This past school year was the first time in history that racial and ethnic minority students outnumbered their white counterparts. The U.S. Department of Education has projected that by 2022, non-white students will make up 54.7 percent of the public-school student population, largely due to the national increases in U.S.-born Hispanic and Asian populations.
Despite the fact that more students of color will be filling classrooms at increasing increments every school year, it’s a well reported fact that almost 80 percent of their teachers are white—and it doesn’t appear that that will change any time soon.
According to a recent study from the Albert Shanker Institute, a think tank funded by the American Federation of Teachers, the number of black teachers dropped from 2002 to 2012.

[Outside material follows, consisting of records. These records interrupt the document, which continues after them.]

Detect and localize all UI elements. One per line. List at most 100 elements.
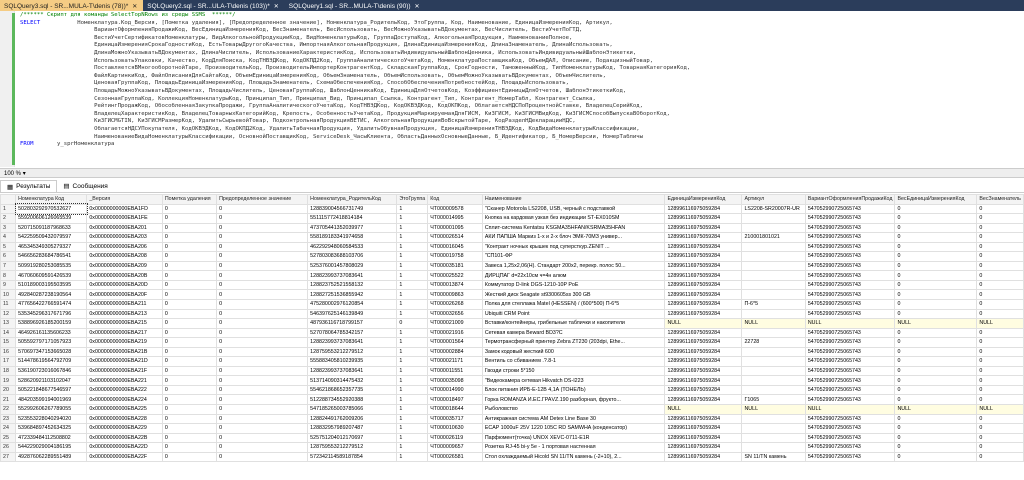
table-cell[interactable]: 0x00000000000EBA20D: [86, 279, 163, 291]
table-cell[interactable]: 0: [396, 318, 429, 329]
table-cell[interactable]: ЧТ000035181: [427, 260, 483, 272]
table-cell[interactable]: 0: [976, 375, 1024, 386]
close-icon[interactable]: ✕: [132, 3, 137, 10]
table-cell[interactable]: 536190723016067846: [15, 365, 88, 377]
table-cell[interactable]: Сетевая камера Beward BD3?C: [481, 327, 666, 339]
table-cell[interactable]: ЧТ000001095: [427, 222, 483, 234]
row-number[interactable]: 25: [0, 432, 17, 444]
table-cell[interactable]: 0: [216, 384, 309, 396]
table-cell[interactable]: NULL: [741, 318, 806, 329]
table-cell[interactable]: NULL: [976, 404, 1024, 415]
table-cell[interactable]: Парфюмент(точка) UNOX XEVC-0711-E1R: [481, 432, 666, 444]
table-cell[interactable]: 0: [161, 346, 218, 358]
table-cell[interactable]: 128996116975059284: [664, 279, 743, 291]
table-cell[interactable]: 1: [396, 327, 429, 339]
table-cell[interactable]: 0x00000000000EBA209: [86, 260, 163, 272]
table-cell[interactable]: 0: [161, 308, 218, 320]
row-number[interactable]: 16: [0, 346, 17, 358]
table-cell[interactable]: [741, 270, 806, 281]
table-cell[interactable]: 0: [161, 270, 218, 281]
row-number[interactable]: 20: [0, 384, 17, 396]
table-row[interactable]: 23 523553228040294020 0x00000000000EBA228 0…: [0, 413, 1024, 425]
table-cell[interactable]: 0: [216, 203, 309, 215]
table-cell[interactable]: NULL: [804, 404, 896, 415]
table-cell[interactable]: 547052990725065743: [804, 442, 896, 453]
table-cell[interactable]: "Контракт ночных крышек под суперсткур.Z…: [481, 241, 666, 253]
table-row[interactable]: 9 510189003195503595 0x00000000000EBA20D 0 0…: [0, 279, 1024, 291]
table-cell[interactable]: 0x00000000000EBA229: [86, 423, 163, 434]
table-cell[interactable]: Вставки/контейнеры, грибельные таблички …: [481, 318, 666, 329]
table-cell[interactable]: 465345349305279327: [15, 241, 88, 253]
table-cell[interactable]: 552992606267789055: [15, 404, 88, 415]
table-cell[interactable]: 0: [976, 299, 1024, 310]
table-cell[interactable]: Жесткий диск Seagate st9300605ss 300 GB: [481, 289, 666, 300]
table-cell[interactable]: 547185265003785066: [307, 404, 398, 415]
table-cell[interactable]: [741, 384, 806, 396]
table-cell[interactable]: 0: [161, 213, 218, 224]
table-cell[interactable]: 0: [894, 251, 978, 262]
table-cell[interactable]: 1: [396, 356, 429, 367]
table-cell[interactable]: Рыболовство: [481, 404, 666, 415]
table-cell[interactable]: 0: [976, 337, 1024, 348]
table-cell[interactable]: 0: [216, 279, 309, 291]
table-cell[interactable]: 0x00000000000EBA22D: [86, 442, 163, 453]
table-cell[interactable]: 523553228040294020: [15, 413, 88, 425]
row-number[interactable]: 10: [0, 289, 17, 300]
table-cell[interactable]: 475280002976120854: [307, 299, 398, 310]
table-cell[interactable]: 0: [216, 213, 309, 224]
table-cell[interactable]: 128996116975059284: [664, 232, 743, 243]
table-cell[interactable]: 0: [976, 222, 1024, 234]
table-cell[interactable]: 128823993737083641: [307, 337, 398, 348]
table-cell[interactable]: 572342114589187854: [307, 451, 398, 463]
column-header[interactable]: ЕдиницаИзмеренияКод: [664, 194, 743, 205]
column-header[interactable]: Наименование: [481, 194, 666, 205]
table-cell[interactable]: 1: [396, 222, 429, 234]
table-cell[interactable]: 0: [216, 232, 309, 243]
table-cell[interactable]: 464926161135606233: [15, 327, 88, 339]
table-cell[interactable]: 0: [976, 241, 1024, 253]
table-cell[interactable]: 128996116975059284: [664, 375, 743, 386]
table-cell[interactable]: 0: [894, 241, 978, 253]
table-cell[interactable]: ЧТ000014990: [427, 384, 483, 396]
table-cell[interactable]: 527803083688103706: [307, 251, 398, 262]
table-cell[interactable]: 0: [161, 451, 218, 463]
table-cell[interactable]: 473705441352039977: [307, 222, 398, 234]
table-cell[interactable]: 1: [396, 346, 429, 358]
table-cell[interactable]: 0: [216, 260, 309, 272]
table-cell[interactable]: 0: [894, 279, 978, 291]
table-cell[interactable]: 128996116975059284: [664, 394, 743, 406]
table-row[interactable]: 21 484203599194001969 0x00000000000EBA224 0…: [0, 394, 1024, 406]
table-cell[interactable]: "СП101-ФР: [481, 251, 666, 262]
table-cell[interactable]: 0: [976, 442, 1024, 453]
tab-messages[interactable]: ▤ Сообщения: [57, 180, 113, 192]
table-cell[interactable]: 0x00000000000EBA21D: [86, 356, 163, 367]
table-cell[interactable]: 0: [216, 308, 309, 320]
table-row[interactable]: 1 502803292970532627 0x00000000000EBA1FD 0 0…: [0, 203, 1024, 215]
table-cell[interactable]: ЧТ000026581: [427, 451, 483, 463]
table-cell[interactable]: 547052990725065743: [804, 327, 896, 339]
table-cell[interactable]: 462292948060584533: [307, 241, 398, 253]
table-cell[interactable]: 547052990725065743: [804, 423, 896, 434]
table-row[interactable]: 7 509919280253085535 0x00000000000EBA209 0 0…: [0, 260, 1024, 272]
table-cell[interactable]: 547052990725065743: [804, 384, 896, 396]
table-row[interactable]: 3 520715091187968633 0x00000000000EBA201 0 0…: [0, 222, 1024, 234]
table-cell[interactable]: 128996116975059284: [664, 222, 743, 234]
table-cell[interactable]: 505221848677546597: [15, 384, 88, 396]
table-cell[interactable]: ECAP 1000uF 25V 1220 105C RD SAMWHA (кон…: [481, 423, 666, 434]
table-cell[interactable]: 0: [976, 451, 1024, 463]
table-cell[interactable]: 1: [396, 299, 429, 310]
table-cell[interactable]: 512288734552920388: [307, 394, 398, 406]
table-cell[interactable]: 542259509432079597: [15, 232, 88, 243]
table-cell[interactable]: 128832957989207487: [307, 423, 398, 434]
table-cell[interactable]: 1: [396, 394, 429, 406]
table-cell[interactable]: 1: [396, 451, 429, 463]
table-cell[interactable]: 0: [976, 203, 1024, 215]
table-cell[interactable]: 0: [894, 232, 978, 243]
table-row[interactable]: 12 535345296317671796 0x00000000000EBA213 0…: [0, 308, 1024, 320]
table-cell[interactable]: 1: [396, 289, 429, 300]
table-cell[interactable]: [741, 346, 806, 358]
table-cell[interactable]: [741, 222, 806, 234]
table-cell[interactable]: 0: [216, 299, 309, 310]
table-cell[interactable]: 547052990725065743: [804, 394, 896, 406]
table-cell[interactable]: NULL: [741, 404, 806, 415]
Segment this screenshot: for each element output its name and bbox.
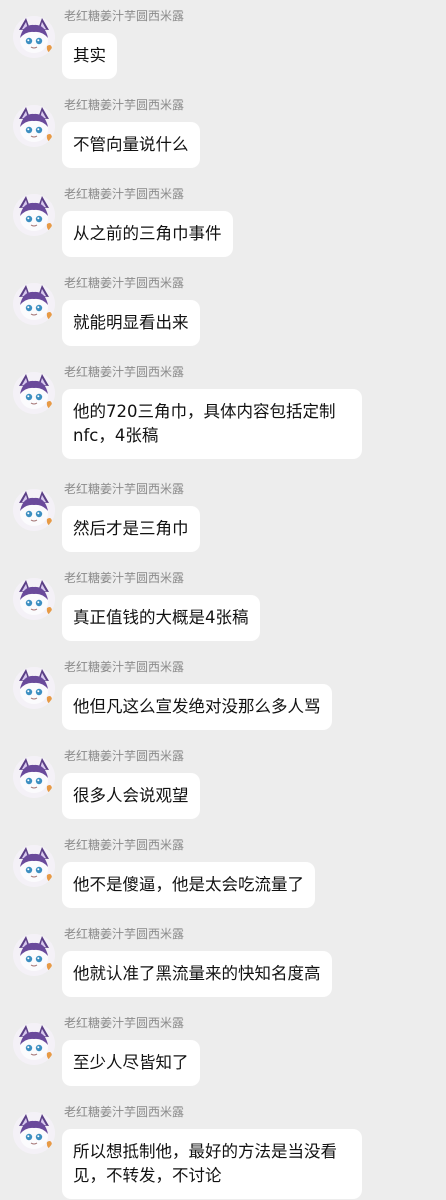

As the student population grows more diverse, some attention has been paid to the fact that schools, often in high-minority or urban areas, remain “separate but unequal.” Comparatively less attention is paid to the fact that as the percentage of minority students has increased, the percentage of minority teachers has consistently lagged. From the 1987-88 school year to 2012, students of color have increased by almost 17 percentage points, while the percentage of non-white teachers had only crept up by 4.9 percent. Arguably, this exponential growth of youth of color in schools, should make the need for teachers of those same backgrounds more critical, and a demand greater recognition of this lack of parity in teacher diversity.